Our investment themes include:

• Changing demographics: Japan’s ageing and declining population is providing opportunities for innovative smaller companies that are working to improve the quality of life for seniors. Also, businesses which focus on labour productivity improvement in the workplace are benefitting from the tight labour market.

• Government policy reforms that improve labour productivity: Japan’s new Prime Minister is supportive of regulatory reforms, and the government will establish a digital agency, which aims to accelerate the digitalisation of national and local government, education, and the healthcare and medical sectors.

• Technological innovation: many companies are embracing the productivity opportunities that technology offers. Despite Japan being an advanced industrial economy, certain areas such as financial services and payments lag other markets in terms of technological sophistication. Japanese manufacturing however is world class, and the country is a leading supplier of factory automation equipment, robots, and electronics parts and materials. These present attractive investment opportunities for companies that specialise in niche product/technology segments.

• Corporate governance: improving governance standards across Japanese companies has resulted in increasing numbers of independent, external directors serving on company boards, as well as better policies overall; these include enhanced shareholder returns, internal controls and disclosure. The market is likely to reward companies that improve their governance standards, and we maintain a constructive dialogue with companies on this broad theme.

• Overseas growth: businesses operating beyond Japan’s shores are in a very strong position to capture the benefits of the dynamic economic growth across Asia which is creating demand for high quality Japanese goods, services and brands from new customers in overseas markets.


On the ground in Japan, we see that COVID-19 and its aftermath have cast a shadow over the country’s economic outlook. The pandemic has already delivered a massive shock to global economies, with Japan and most other global economies stunned into recession. Whilst we acknowledge that investors will need to maintain a patient attitude during this unprecedented period, we believe that the problems will ease with time. We may see industry consolidation and productivity growth through trends such as diversifying production sources, adoption of flexible working practices and better use of information technologies.

As always, we believe it is important to continue focusing on good quality companies that possess the following attributes: leading market positions; strong cash generation; structural growth potential; and robust finances. Our task is aided by the fact that Japanese companies typically have significant cash on hand as well as the strongest balance sheets among its peers in developed countries. We are confident that our strategy puts the Company in a strong position to benefit from long-term trends in Japan as well as weathering any potential short-term changes in sentiment, driven by the pandemic, trade policies or other economic roadblocks, that could lie ahead.

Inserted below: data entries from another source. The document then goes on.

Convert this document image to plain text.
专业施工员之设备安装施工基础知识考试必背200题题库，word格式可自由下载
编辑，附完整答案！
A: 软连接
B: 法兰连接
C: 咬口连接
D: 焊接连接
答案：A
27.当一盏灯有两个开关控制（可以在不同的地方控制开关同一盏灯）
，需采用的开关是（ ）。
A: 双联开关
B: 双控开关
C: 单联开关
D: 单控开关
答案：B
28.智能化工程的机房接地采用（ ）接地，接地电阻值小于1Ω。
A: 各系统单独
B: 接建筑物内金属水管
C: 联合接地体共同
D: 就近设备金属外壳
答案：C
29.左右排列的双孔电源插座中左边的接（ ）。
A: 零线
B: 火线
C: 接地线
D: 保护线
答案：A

Japan remains set on its long-term goals of achieving sustainable and broadly-based growth, driven by digitalisation, free trade and the government’s major corporate governance and stewardship reforms. Japan’s signing of the RCEP (Regional Comprehensive Economic Partnership), an agreement between 15 Asia-Pacific member states to reduce trade tariffs and lay the foundation for deeper cooperation, represents a positive step towards boosting its trade in the decades to come. In sharp contrast to other developed economies, it is Japan’s smaller and more entrepreneurial companies which are at the forefront of innovation; as such, we are confident that the long-term outlook for smaller companies remains positive and that we will continue to uncover exciting investment opportunities.

Even though the Company has delivered an excellent performance over this half-year review period, it is important to highlight that average valuations of Japanese companies remain reasonable, both lower than historical averages and below those of most other major markets. In tandem with the structural changes taking place in Japan, we remain confident that our investment approach will deliver positive and sustained returns over the long term.